Huang demonstrated the technology in action via a real-time Unreal Engine 5-powered demo, designed by Convai, called Kairos. The very Cyberpunk 2077-like clip shows a player walking into a ramen shop and speaking to NPC Jin. The player is heard asking questions with his voice and receiving answers that are within the context of the story and character.
The dialogue is pretty dry and stiff, but it's still impressive technology. It's easy to imagine what ACE for Games will be like once it's been refined a bit more.
You can see another example of Convai's work in the video below.
Nvidia explained that ACE for Games builds on Nvidia Omniverse and offers access to three components. First is Nvidia NeMo, which is used for building, customizing and deploying language models. It has a feature called NeMo Guardrails that can protect against users having "unsafe" conversations, something that will likely be needed when it's applied to video games.
Another component is Nvidia Riva, used for automatic speech recognition and text-to-speech so players can have live conversations via a microphone.
The final element is Nvidia Omniverse Audio2Face. This component is what allows the characters' facial animations to match the words they're speaking. The technology is already being used in upcoming games STALKER 2: Heart of Chernobyl and Fort Solis.
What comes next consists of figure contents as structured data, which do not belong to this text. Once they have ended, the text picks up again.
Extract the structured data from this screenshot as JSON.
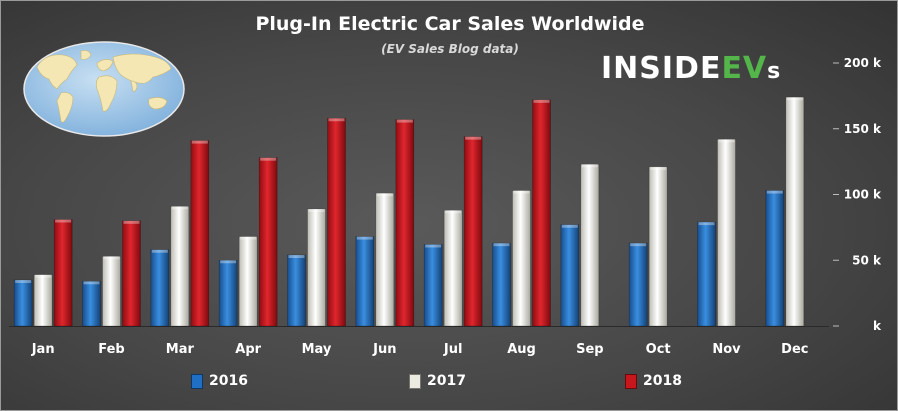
{
  "header": {
    "title": "Plug-In Electric Car Sales Worldwide",
    "subtitle": "(EV Sales Blog data)",
    "logo": {
      "part1": "INSIDE",
      "part2": "EV",
      "part3": "s"
    }
  },
  "colors": {
    "2016": "#1f6fc4",
    "2017": "#ecebe2",
    "2018": "#c8161d",
    "logo_accent": "#53b54a",
    "map_land": "#f4e7b4",
    "map_water": "#9dc3e6"
  },
  "chart_data": {
    "type": "bar",
    "title": "Plug-In Electric Car Sales Worldwide",
    "subtitle": "(EV Sales Blog data)",
    "categories": [
      "Jan",
      "Feb",
      "Mar",
      "Apr",
      "May",
      "Jun",
      "Jul",
      "Aug",
      "Sep",
      "Oct",
      "Nov",
      "Dec"
    ],
    "series": [
      {
        "name": "2016",
        "values": [
          35000,
          34000,
          58000,
          50000,
          54000,
          68000,
          62000,
          63000,
          77000,
          63000,
          79000,
          103000
        ]
      },
      {
        "name": "2017",
        "values": [
          39000,
          53000,
          91000,
          68000,
          89000,
          101000,
          88000,
          103000,
          123000,
          121000,
          142000,
          174000
        ]
      },
      {
        "name": "2018",
        "values": [
          81000,
          80000,
          141000,
          128000,
          158000,
          157000,
          144000,
          172000,
          null,
          null,
          null,
          null
        ]
      }
    ],
    "ylim": [
      0,
      200000
    ],
    "yticks": [
      0,
      50000,
      100000,
      150000,
      200000
    ],
    "ytick_labels": [
      "k",
      "50 k",
      "100 k",
      "150 k",
      "200 k"
    ],
    "y_axis_side": "right",
    "grid": false,
    "legend_position": "bottom"
  }
}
"The neural networks enabling Nvidia ACE for Games are optimized for different capabilities, with various size, performance, and quality trade-offs. The ACE for Games foundry service will help developers fine-tune models for their games, then deploy via Nvidia DGX Cloud, GeForce RTX PCs or on premises for real-time inferencing," Nvidia says. "The models are optimized for latency – a critical requirement for immersive, responsive interactions in games."
Huang didn't say what the requirements were to use ACE for Games, but they're likely to be pretty hefty in its current form.
There's still a lot of room for improvement in the tech, but ACE for Games could be the first step toward a future where players can ask NPCs any question they like, as long as it's related to the game, and receive the sort of answer they were seeking, not a canned response. The idea of AI-controlled teammates who are human-like in their dialogue and the way they follow spoken commands is also an interesting one.